Just For Me

Just For Me
Tahab Perubahan II



Arsal membuka pintu apartemennya.


"Assalamualaikum, Syahila kamu ada dimana?" Teriak Arsal saat masuk kedalam rumah. Tak ada sahutan dari Syahila, ya... tadi Syahila tadi menelpon Arsal agar cepat kembali karena malam ini mendadak Syahila harus terbang ke LA untuk pemotretan.


Suara pintu terbuka....


Syahila datang dari ruang tamu, yang bertanda ia juga baru dari luar.


"Ohh kak, kau sudah kembali, ku kira baru akan kembali nanti malam." Sambut Syahila, ia menaruh beberapa kantong belanjaan di atas meja makan.


"Kau mau minum apa? kau pasti lelah seharian bekerja, ku buatkan orange jus mau?" tanya Syahila lagi, namun Arsal masih mematung menatap Syahila.


"Kau mau pergi malam ini?" tanya Arsal.


"ehm.. em.." Syahila mengangguk.


"Bersama siapa? berapa lama? dan untuk apa? kau baru mengatakaannya saat kau akan pergi, seharusnya kau mengatakannya seminggu atau dua hari sebelumnya bisa kan?" Arsal mengintrogasi Syahila dengan pertanyaan.


"Bersama dengan Claris, beberapa teman model ku dan juga beberapa orang yang akan mendandani ku, aku pergi kurang lebih 4 hari, hanya untuk acara fasion show dan juga beberapa pameran." Syahila meletakan orange jus yang ia buat di hadapan Arsal.


Syahila setiap hari memang selalu menyajikan Jus buah bahkan sayuran untuk Arsal, dengan teliti setiap hari dia juga mengatur pola makan Arsal tanpa pengetahuan Arsal, dia menyajikan makanan makanan sehat dan berkualitas pada bekal dan menu harian Arsal.


"Maaf, aku baru memberi tahu mu tadi, aku lupa, sebab beberapa hari ini perusahaan yang menyewa jasa sebagai model meminta untuk menganti ulang tampilan ku pada sampul kemasan produknya." Jelas Syahila yang kini juga duduk dihadapan Arsal.

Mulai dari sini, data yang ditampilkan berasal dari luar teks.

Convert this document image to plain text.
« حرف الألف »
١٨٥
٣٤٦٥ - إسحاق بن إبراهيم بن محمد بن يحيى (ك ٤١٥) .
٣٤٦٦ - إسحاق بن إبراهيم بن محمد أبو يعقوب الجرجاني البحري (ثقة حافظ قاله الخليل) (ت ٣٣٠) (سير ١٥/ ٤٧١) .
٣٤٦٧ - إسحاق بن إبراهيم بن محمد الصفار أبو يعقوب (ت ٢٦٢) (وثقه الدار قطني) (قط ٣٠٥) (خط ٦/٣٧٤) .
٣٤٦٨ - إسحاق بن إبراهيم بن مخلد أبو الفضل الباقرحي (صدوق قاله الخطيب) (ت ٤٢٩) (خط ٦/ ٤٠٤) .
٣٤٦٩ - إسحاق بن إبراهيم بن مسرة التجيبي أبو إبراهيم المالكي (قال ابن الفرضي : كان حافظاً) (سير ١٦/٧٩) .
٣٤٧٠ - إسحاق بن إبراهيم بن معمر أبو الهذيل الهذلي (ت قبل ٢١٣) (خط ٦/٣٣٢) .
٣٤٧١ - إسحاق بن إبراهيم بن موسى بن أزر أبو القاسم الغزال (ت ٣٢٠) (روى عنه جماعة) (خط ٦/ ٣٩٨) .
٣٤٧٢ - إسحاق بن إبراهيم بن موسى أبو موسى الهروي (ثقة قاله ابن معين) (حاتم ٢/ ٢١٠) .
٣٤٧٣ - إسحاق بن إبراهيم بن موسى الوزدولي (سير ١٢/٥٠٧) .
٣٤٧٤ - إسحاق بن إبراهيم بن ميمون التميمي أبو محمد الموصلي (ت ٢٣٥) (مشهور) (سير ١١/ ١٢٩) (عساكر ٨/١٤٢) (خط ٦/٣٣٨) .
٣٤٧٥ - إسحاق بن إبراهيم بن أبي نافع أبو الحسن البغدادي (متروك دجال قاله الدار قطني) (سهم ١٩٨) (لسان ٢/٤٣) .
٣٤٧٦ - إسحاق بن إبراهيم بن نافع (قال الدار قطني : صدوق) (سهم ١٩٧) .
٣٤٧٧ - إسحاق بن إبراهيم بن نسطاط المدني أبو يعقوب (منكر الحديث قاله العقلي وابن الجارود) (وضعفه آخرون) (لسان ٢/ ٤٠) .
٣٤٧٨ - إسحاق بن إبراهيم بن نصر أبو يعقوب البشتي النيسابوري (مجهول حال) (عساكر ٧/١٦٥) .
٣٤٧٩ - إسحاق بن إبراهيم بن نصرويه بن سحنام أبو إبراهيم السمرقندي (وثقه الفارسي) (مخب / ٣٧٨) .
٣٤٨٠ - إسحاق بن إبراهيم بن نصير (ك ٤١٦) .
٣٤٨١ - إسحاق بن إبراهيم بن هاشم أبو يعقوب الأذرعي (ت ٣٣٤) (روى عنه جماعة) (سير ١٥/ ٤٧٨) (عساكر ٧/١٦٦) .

"Pergilah, kebetulan aku juga akan sangat sibuk mengurus semua proyek proyek ku diluar selama beberapa minggu, jadi jika kau pergi, itu akan lebih baik, aku tidak akan menyusahkan mu, untuk menyiapkan ini dan itu sesuai keperluan ku." Ucap Arsal lalu pergi ke kamarnya.


Arsal pergi dan mengganti bajunya, Syahila sudah terlebih dahulu menyiapkan handuk dan baju Arsal di ranjangnya.


"Kak, kamu sudah selesai mandi?" teriak Syahila sambil mengetuk pintu kamar mandi.


"Tunggu sebentar, memang ada apa? kau akan pergi sekarang?"


"Tidak, masih ada waktu tiga jam lagi untuk kebandara." Lalu Arsal keluar dengan hanya mengenakan handuk di pinggang, dan rambut basah Arsal menambah daya tarik untuk Syahila.


"Akan ku bantu keringkan rambut mu, oh ya, rambut halus di wajah mu juga sudah mulai tumbuh, mau sekalian ku bantu mencukurnya?" tanya Syahila memang sudah kali ke dua Syahila melakukannya pada Arsal.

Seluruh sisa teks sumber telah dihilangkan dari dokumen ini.